Melbourne was incorporated by a special act of the Florida legislature on August 6, 1888, ten years after Hector's 1878 tent. The original charter set the city limits at one square mile centered on the post office and provided for a mayor, a five-member council, a marshal, and a clerk. The first mayor was John C. Stewart, a citrus grower who had settled in 1881.
- Why did Melbourne and Eau Gallie merge into one city?
On July 1, 1969, Melbourne and Eau Gallie ceased to exist as separate municipalities and combined into a single City of Melbourne under Chapter 69-1351. The merger was driven by the two cities growing into each other, costly duplicated police, fire, and utility services, and pressure from the NASA-era aerospace boom. Voters approved it in November 1968, but Eau Gallie's side passed by only 246 votes after earlier merger attempts failed in 1957 and 1963.
- When did the railroad reach Melbourne, and how did it change the town?

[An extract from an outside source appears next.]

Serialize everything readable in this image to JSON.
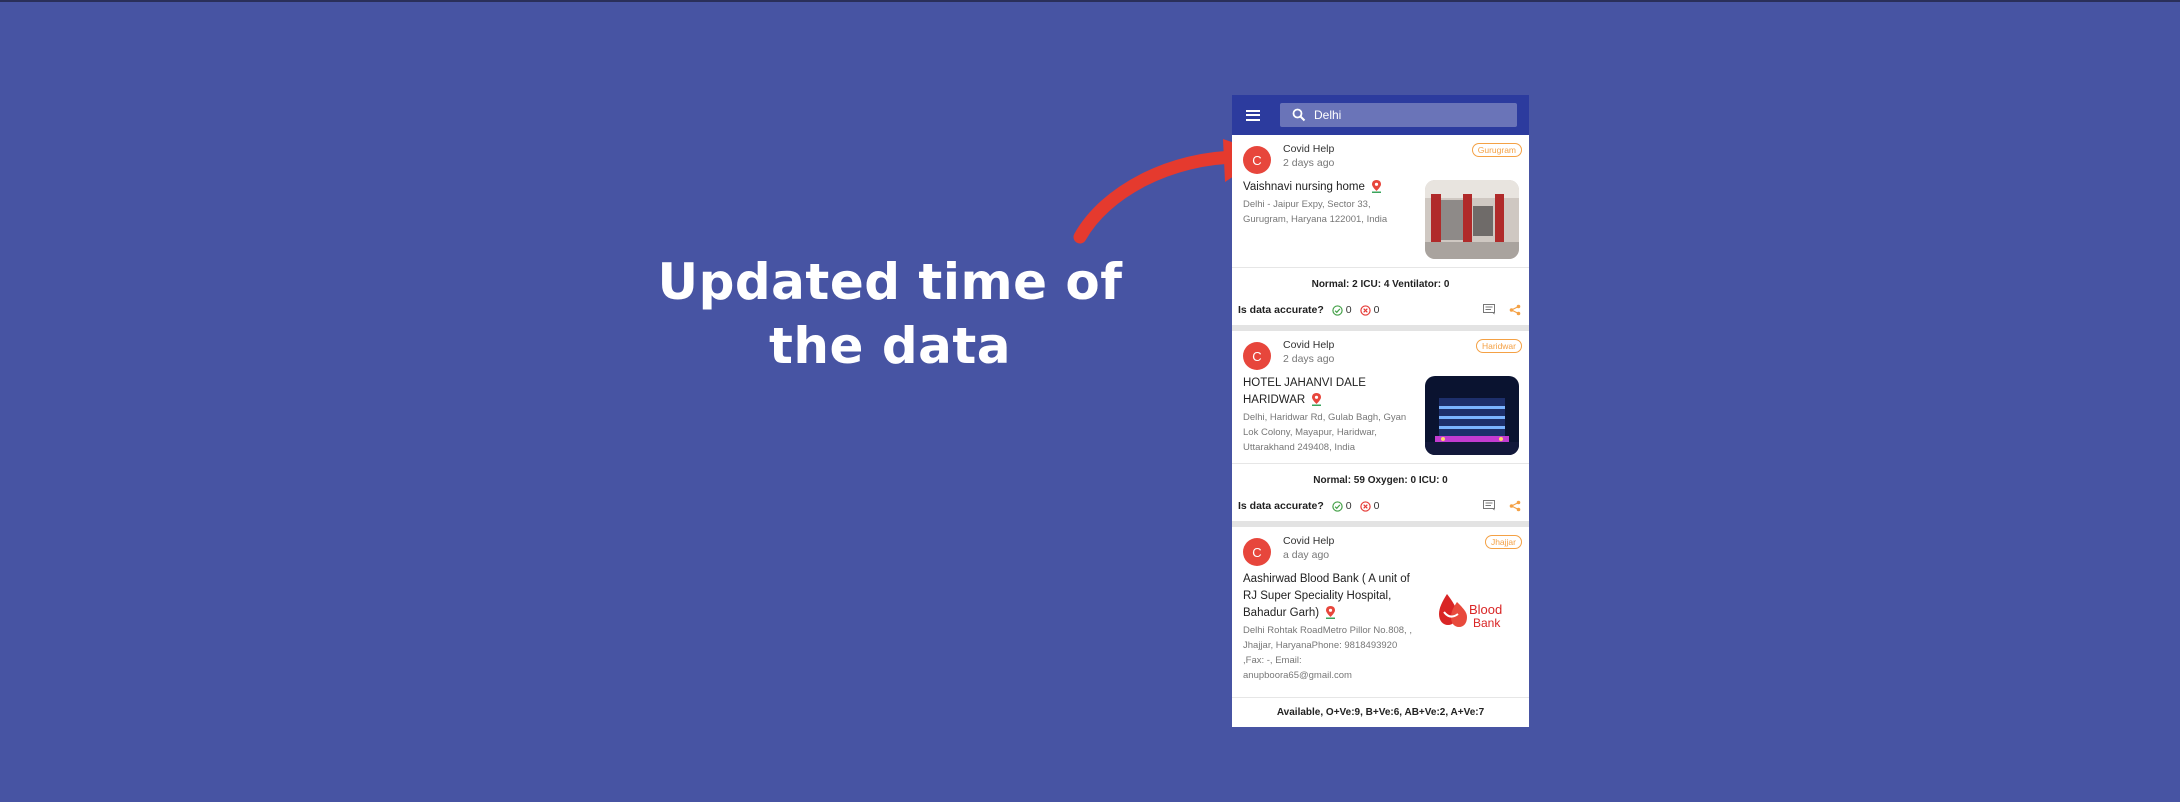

The first scheduled Florida East Coast Railway train reached Melbourne on July 4, 1893, as part of Henry Flagler's push south toward Miami. It cut the trip to Jacksonville from four days by sailing vessel to about twelve hours and transformed citrus shipping from a ten-to-fourteen-day water route into a five-day rail run, ending the working-sailboat freight economy within a decade. The town grew from 154 residents in 1900 to 1,729 by 1920.